Parigi, 8 gen – Facciamo un passo indietro di dieci anni. Siamo nel quartiere Curial-Cambrai, nel XIX arrondissement di Parigi, fra gli enormi palazzoni delle Hlm, le Habitation à loyer modéré, cioè le case popolari francesi. Da due anni gli Stati Uniti hanno dichiarato guerra all’Iraq e nelle banlieue transalpine ormai abitate da soli arabi, la rabbia cresce. Fra i più incazzati ci sono Chérif Kouachi, 24 anni, e suo fratello Said, di due anni più giovane.
I due si trovano in una caserma. La polizia, infatti, li sta interrogando a proposito della cosiddetta “filiera jihadista di Buttes-Chaumont”. Said viene presto rilasciato. Chérif no. Gli inquirenti credono che sia in procinto di volare verso la Siria per raggiungere illegalmente l’Iraq, dove andare a combattere. Tra i suoi documenti trovano infatti un biglietto per Damasco e istruzioni per l’uso di un kalashnikov.
Come è giunto questo ragazzo sull’orlo della guerra santa?
Orfani dei genitori, emigrati anni prima dall’Algeria, Said e Chérif hanno vissuto per anni da “musulmani occasionali” (come si è definito in passato il più grande). Come tanti suoi coetanei delle banlieue, Chérif vive una vita da sbandato. Per lavoro consegna pizze e lo stipendio lo spende tutto in hashish, magari arrotondando con qualche furtarello.
Un perdente, insomma, uno sradicato, uno senza arte né parte. Il tipo ideale per essere reclutato dalla jihad metropolitana. Basta che all’orizzonte si stagli una personalità forte che possa dare un senso alla sua vita a perdere. Quest’uomo è Farid Benyettou, anche lui 24enne, autoproclamatosi imam di periferia nella moschea Adda’wa, nel quartiere Stalingrad, a sua volta formatosi alla scuola del cugino, Youcef Zemouri, islamista cacciato dalla Francia nel 2004.
Tra gli spiantati delle periferie, il suo sguardo da lunatico e le sue invettive radicali fanno proseliti. Almeno una cinquantina di ragazzotti si convertono all’islam. Tra loro Cherif Kouachi. Il santone di periferia esorta alla guerra santa in Iraq, tant’è che il suo gruppo vanta già tre militanti morti in battaglia, due detenuti in Iraq e uno in Siria. La sentenza, per Chérif, arriva nel 2008: condanna a tre anni, peraltro già coperta dalla carcerazione preventiva nel corso della quale il ragazzo ha fatto palestra e si è chiuso nel suo mutismo.

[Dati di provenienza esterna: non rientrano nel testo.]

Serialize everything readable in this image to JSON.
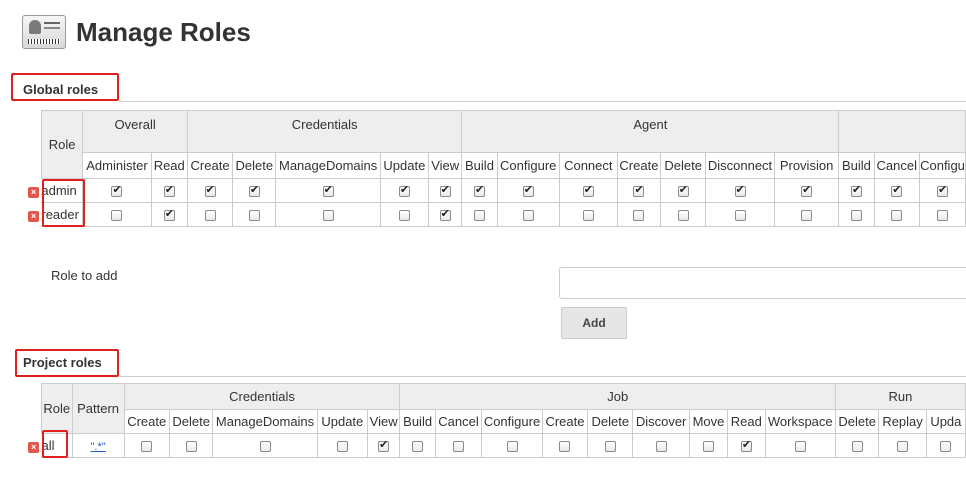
{
  "page": {
    "title": "Manage Roles"
  },
  "global_roles": {
    "heading": "Global roles",
    "role_header": "Role",
    "groups": [
      {
        "name": "Overall",
        "perms": [
          "Administer",
          "Read"
        ]
      },
      {
        "name": "Credentials",
        "perms": [
          "Create",
          "Delete",
          "ManageDomains",
          "Update",
          "View"
        ]
      },
      {
        "name": "Agent",
        "perms": [
          "Build",
          "Configure",
          "Connect",
          "Create",
          "Delete",
          "Disconnect",
          "Provision"
        ]
      },
      {
        "name": "",
        "perms": [
          "Build",
          "Cancel",
          "Configu"
        ]
      }
    ],
    "rows": [
      {
        "role": "admin",
        "checks": [
          1,
          1,
          1,
          1,
          1,
          1,
          1,
          1,
          1,
          1,
          1,
          1,
          1,
          1,
          1,
          1,
          1
        ]
      },
      {
        "role": "reader",
        "checks": [
          0,
          1,
          0,
          0,
          0,
          0,
          1,
          0,
          0,
          0,
          0,
          0,
          0,
          0,
          0,
          0,
          0
        ]
      }
    ]
  },
  "add_role": {
    "label": "Role to add",
    "value": "",
    "button": "Add"
  },
  "project_roles": {
    "heading": "Project roles",
    "role_header": "Role",
    "pattern_header": "Pattern",
    "groups": [
      {
        "name": "Credentials",
        "perms": [
          "Create",
          "Delete",
          "ManageDomains",
          "Update",
          "View"
        ]
      },
      {
        "name": "Job",
        "perms": [
          "Build",
          "Cancel",
          "Configure",
          "Create",
          "Delete",
          "Discover",
          "Move",
          "Read",
          "Workspace"
        ]
      },
      {
        "name": "Run",
        "perms": [
          "Delete",
          "Replay",
          "Upda"
        ]
      }
    ],
    "rows": [
      {
        "role": "all",
        "pattern": "\".*\"",
        "checks": [
          0,
          0,
          0,
          0,
          1,
          0,
          0,
          0,
          0,
          0,
          0,
          0,
          1,
          0,
          0,
          0,
          0
        ]
      }
    ]
  },
  "icons": {
    "header_icon": "id-card-icon",
    "delete_icon": "delete-icon"
  },
  "colors": {
    "highlight": "#e0201c",
    "header_bg": "#eeeeee",
    "link": "#2255cc"
  }
}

Dopo la scarcerazione, Chérif, che ora si fa chiamare “Abou Issen”, fa perdere le sue tracce, anche se ricompare in varie inchieste sull’islamismo di questi anni. Non è chiaro se davvero lui e suo fratello, come viene affermato in vari articoli, siano reduci della guerra in Siria, da cui sarebbero tornati questa estate. Ancora giallo, invece, sul terzo componente della banda, Amid Mourad. Il cognome è comunque legato alla famiglia Kouachi: sarebbe lo stesso della moglie di Chérif.